CLEARWATER, Fla. -- Joe Blanton will be placed on the 15-day disabled list with a mild oblique strain that will need between three to six weeks to heal, Phillies team physician Michael Ciccotti said.
Blanton injured his left oblique muscle during a bullpen session on Wednesday. He met with doctors this morning and the diagnosis was made.
It is the first time in Blanton's six-year career that he will need to go on the disabled list.
His injury further complicates an already murky pitching situation for the Phillies headed into the season. Presumably this means Kyle Kendrick, who had lost the fifth starter's job to Jamie Moyer, will slide into Blanton's spot in the starting rotation. Kendrick was going to pitch out of the bullpen.
Ciccotti said the plan is to have Blanton travel north with the team and throw for the first time as early as a week from today, April 8. If Blanton responds well to rest and anti-inflammatory medication, he will long toss that day.
Blanton's last outing was a minor-league game on Monday in which he allowed 11 runs in five innings. Ciccotti said Blanton had shown no symptoms of the injury until Wednesday.
Ciccotti said Blanton's oblique strain is less severe than the one that kept former Phillies reliever Clay Condrey out of action for over two months last season. Condrey missed a month with the injury, then came back and pitched in three games before reinjuring the muscle.
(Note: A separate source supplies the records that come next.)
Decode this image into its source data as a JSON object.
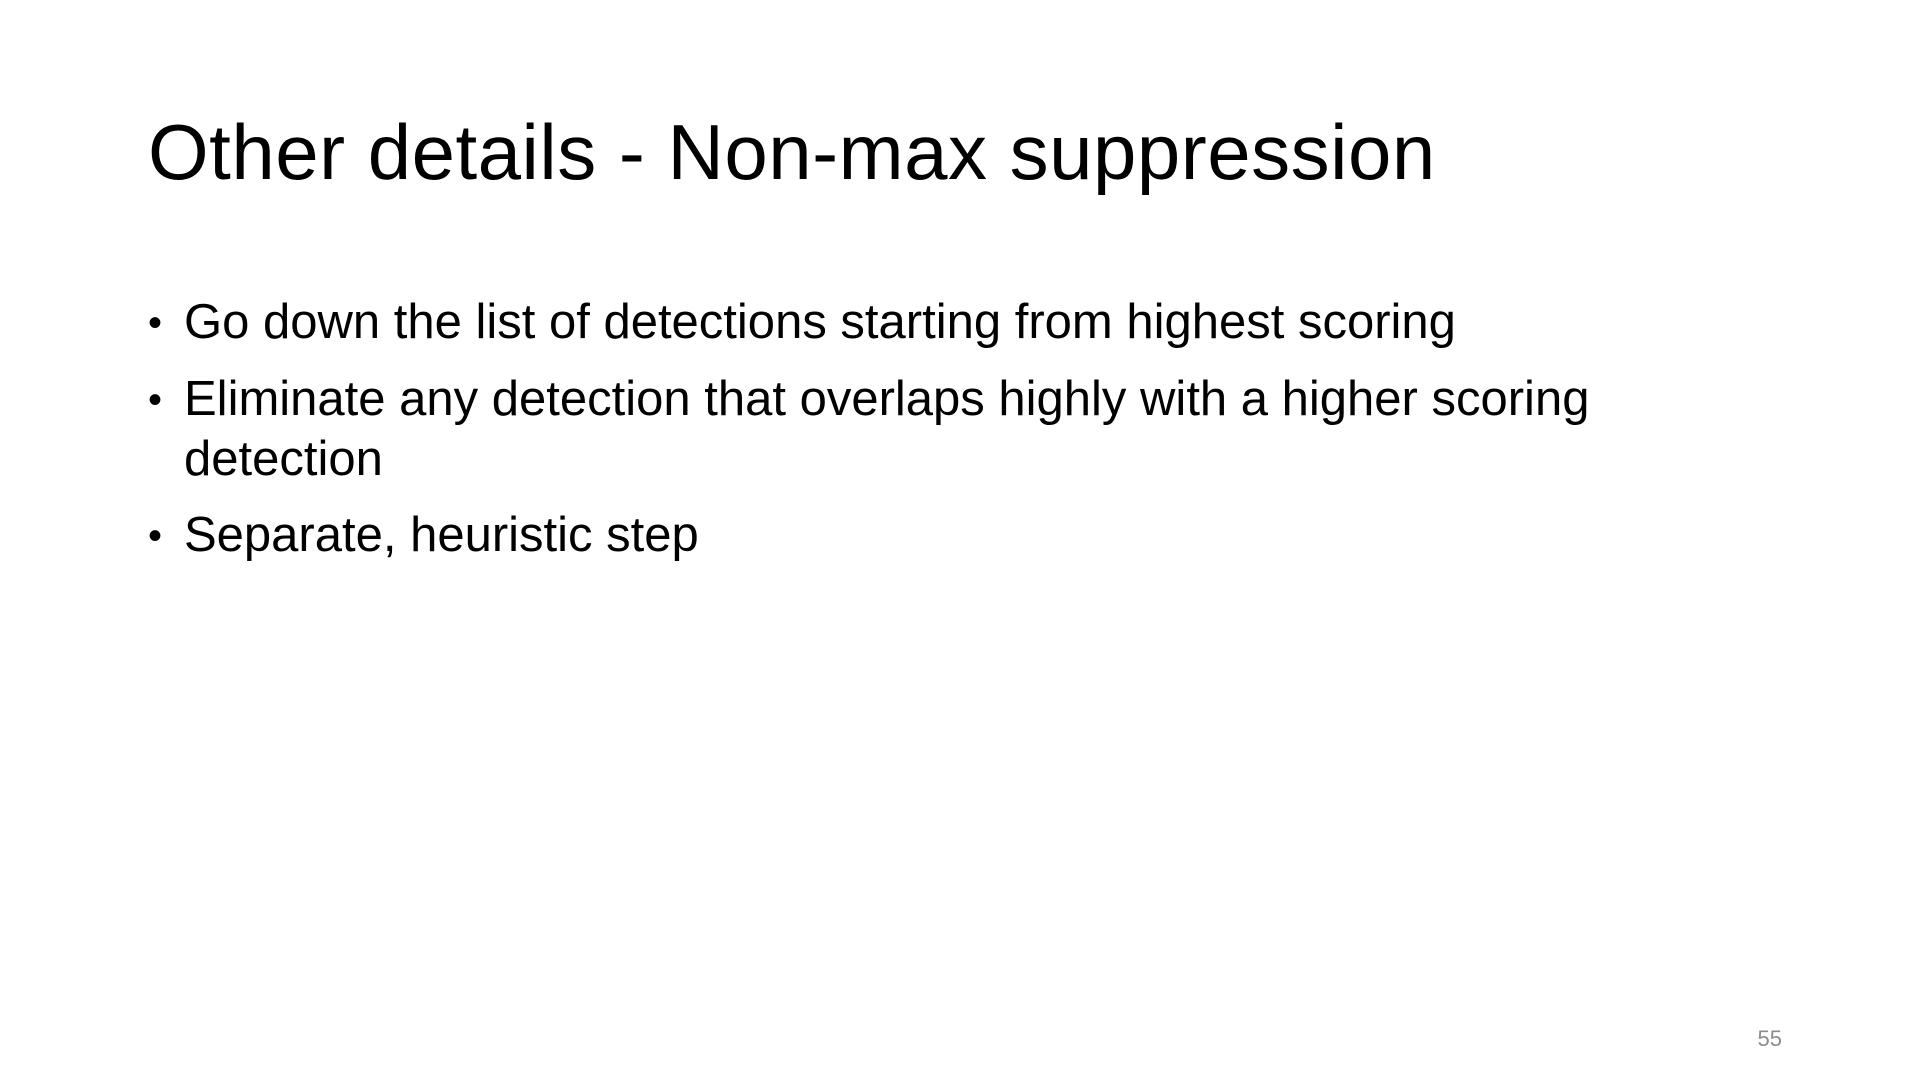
{
  "slide": {
    "title": "Other details - Non-max suppression",
    "bullets": [
      "Go down the list of detections starting from highest scoring",
      "Eliminate any detection that overlaps highly with a higher scoring detection",
      "Separate, heuristic step"
    ],
    "bullet_glyph": "•",
    "page_number": "55"
  },
  "colors": {
    "background": "#ffffff",
    "text": "#000000",
    "page_number": "#8c8c8c"
  }
}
Ciccotti said the injury is one that will not return if treated correctly.
"If you treat it carefully initially, then you can actually minimize the risk of recurrence," Ciccotti said.
What does this mean for the rotation? The guess here is that Kendrick will be slotted into Blanton's spot in the rotation, meaning he makes his first start Thursday in Washington against the Nationals. That will at least keep J.A. Happ and Jamie Moyer on their current schedules.
Moyer starts in today's Grapefruit League finale against Pittsburgh.
The other question is this: What happens now to the bullpen? Kendrick was probably going to be more than a long man to start considering the injuries to Brad Lidge and J.C. Romero had already left the bullpen thin -- and few of the middle relief candidates have been impressive this spring.
Now the Phillies have another spot to fill. Does it come from within the organization? I'm not so sure it does. Of all the relievers sent down in the last few weeks, none appeared ready for a major-league job. General manager Ruben Amaro Jr. has been paying close attention to the waiver wire already during the past few weeks and the Phillies will likely add another bullpen arm before the season begins on Monday.